Metal Toxicity – a toxic effect of certain metals

Metal toxicity or metal poisoning is the toxic effect of certain metals in certain forms and doses on life. The heavy metals most commonly associated with the poisoning of humans are lead, mercury, arsenic, and cadmium. Some metals are toxic when they form poisonous soluble compounds. Toxic metals have many industrial purposes and therefore represent occupational hazards for a number of professions. Certain metals have no biological role, i.e. are not essential minerals, or are toxic when in a certain form. Industrial pollution with heavy metals can affect the wider population through the contamination of food (e.g., mercury in fish) and water (e.g., lead, arsenic).

Heavy metal poisoning is the accumulation of heavy metals, in toxic amounts, in the soft tissues of the body. In the case of lead, any measurable amount may have negative health effects. Often heavy metals are thought of as synonymous, but lighter metals may also be toxic in certain circumstances, such as beryllium and lithium. Many of the heavy metals, such as zinc, copper, chromium, iron, and manganese, are essential to body function in very small amounts.

Not all heavy metals are particularly toxic, and some are essential, such as iron. The definition may also include trace elements when in abnormally high doses may be toxic.
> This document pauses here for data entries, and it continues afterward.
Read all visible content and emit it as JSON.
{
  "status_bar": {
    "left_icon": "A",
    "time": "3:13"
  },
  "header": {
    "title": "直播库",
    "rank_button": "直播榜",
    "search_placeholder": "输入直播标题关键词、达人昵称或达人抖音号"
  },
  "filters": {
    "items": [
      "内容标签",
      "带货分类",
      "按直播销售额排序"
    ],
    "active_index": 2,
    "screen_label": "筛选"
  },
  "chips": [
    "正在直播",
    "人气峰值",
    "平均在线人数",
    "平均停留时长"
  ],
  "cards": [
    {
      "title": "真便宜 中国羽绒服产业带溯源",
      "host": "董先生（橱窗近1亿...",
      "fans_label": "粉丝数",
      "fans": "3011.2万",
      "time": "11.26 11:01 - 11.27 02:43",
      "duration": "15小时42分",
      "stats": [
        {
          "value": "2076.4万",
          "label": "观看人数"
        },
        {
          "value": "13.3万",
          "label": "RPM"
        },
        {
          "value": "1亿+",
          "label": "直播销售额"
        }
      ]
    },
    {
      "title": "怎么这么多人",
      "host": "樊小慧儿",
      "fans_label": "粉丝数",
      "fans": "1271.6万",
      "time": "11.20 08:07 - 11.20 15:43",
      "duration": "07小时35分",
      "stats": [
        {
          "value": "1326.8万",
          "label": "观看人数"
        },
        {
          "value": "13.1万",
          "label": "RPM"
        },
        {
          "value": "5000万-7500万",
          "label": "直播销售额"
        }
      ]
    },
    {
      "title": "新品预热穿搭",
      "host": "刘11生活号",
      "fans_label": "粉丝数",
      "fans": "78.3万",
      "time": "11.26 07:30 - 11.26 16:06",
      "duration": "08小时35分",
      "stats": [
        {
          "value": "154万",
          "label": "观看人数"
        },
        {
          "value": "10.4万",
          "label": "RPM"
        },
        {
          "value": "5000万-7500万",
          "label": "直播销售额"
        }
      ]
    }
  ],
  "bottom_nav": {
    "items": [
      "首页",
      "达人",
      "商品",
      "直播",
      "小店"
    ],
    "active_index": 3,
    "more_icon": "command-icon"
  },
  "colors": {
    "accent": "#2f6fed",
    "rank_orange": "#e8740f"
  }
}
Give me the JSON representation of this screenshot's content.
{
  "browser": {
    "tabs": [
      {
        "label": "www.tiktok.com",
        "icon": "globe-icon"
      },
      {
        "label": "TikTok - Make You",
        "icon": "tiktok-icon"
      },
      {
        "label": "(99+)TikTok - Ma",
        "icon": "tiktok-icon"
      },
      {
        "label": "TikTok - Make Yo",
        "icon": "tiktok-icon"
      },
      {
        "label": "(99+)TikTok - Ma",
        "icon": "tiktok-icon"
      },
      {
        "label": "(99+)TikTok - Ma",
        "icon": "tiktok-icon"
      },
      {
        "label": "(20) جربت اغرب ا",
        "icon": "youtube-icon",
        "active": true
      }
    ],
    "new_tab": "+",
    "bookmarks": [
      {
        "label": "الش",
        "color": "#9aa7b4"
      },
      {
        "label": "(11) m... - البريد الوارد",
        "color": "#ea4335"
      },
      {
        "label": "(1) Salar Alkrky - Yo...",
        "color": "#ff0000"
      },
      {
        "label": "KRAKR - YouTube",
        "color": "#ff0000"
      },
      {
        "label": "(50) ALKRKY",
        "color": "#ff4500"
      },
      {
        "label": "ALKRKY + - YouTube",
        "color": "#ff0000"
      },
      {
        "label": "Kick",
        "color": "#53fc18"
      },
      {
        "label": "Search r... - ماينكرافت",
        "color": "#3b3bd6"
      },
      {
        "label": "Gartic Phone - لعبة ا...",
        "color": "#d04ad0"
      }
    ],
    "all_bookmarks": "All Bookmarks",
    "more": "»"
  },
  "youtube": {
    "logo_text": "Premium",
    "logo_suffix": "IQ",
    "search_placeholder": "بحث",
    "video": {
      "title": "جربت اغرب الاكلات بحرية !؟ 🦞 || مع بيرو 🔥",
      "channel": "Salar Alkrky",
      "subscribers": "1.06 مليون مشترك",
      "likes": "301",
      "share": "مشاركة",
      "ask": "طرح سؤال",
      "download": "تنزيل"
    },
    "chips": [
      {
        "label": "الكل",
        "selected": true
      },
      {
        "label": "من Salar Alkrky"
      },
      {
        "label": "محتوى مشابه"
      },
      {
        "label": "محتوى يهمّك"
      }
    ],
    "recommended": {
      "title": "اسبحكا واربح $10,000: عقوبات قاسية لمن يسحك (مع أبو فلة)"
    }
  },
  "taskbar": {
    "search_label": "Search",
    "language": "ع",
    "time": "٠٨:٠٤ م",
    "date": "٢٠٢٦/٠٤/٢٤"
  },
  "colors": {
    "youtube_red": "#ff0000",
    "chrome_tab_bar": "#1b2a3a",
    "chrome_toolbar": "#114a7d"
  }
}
Heavy metal poisoning may occur as a result of industrial exposure, air or water pollution, foods, medicines, improperly coated food containers, or the ingestion of lead-based paints. An option for the treatment of metal poisoning may be chelation therapy, which is a technique that involves the administration of chelation agents to remove metals from the body.

Toxic metals sometimes imitate the action of an essential element in the body, interfering with the metabolic process resulting in illness. Heavy metals are elements that are naturally found on the earth. They’re used in many modern-day applications, such as agriculture, medicine, and industry. Many metals, particularly heavy metals are toxic, but some heavy metals are essential, and some, such as bismuth, have low toxicity.

Metal toxicity has been documented recently as one of the prime mass toxicants especially in the case of occupational and environmental hazards. Most often the definition of toxic metals includes at least thallium, cadmium, manganese, lead, mercury, and radioactive metals. Metal toxicity can also occur from exposure to other heavy metals such as aluminum, antimony, beryllium, cadmium, chromium, cobalt, copper, iron, manganese, nickel, selenium, silicon, and thallium. Radioactive metals have both radiological toxicity and chemical toxicity.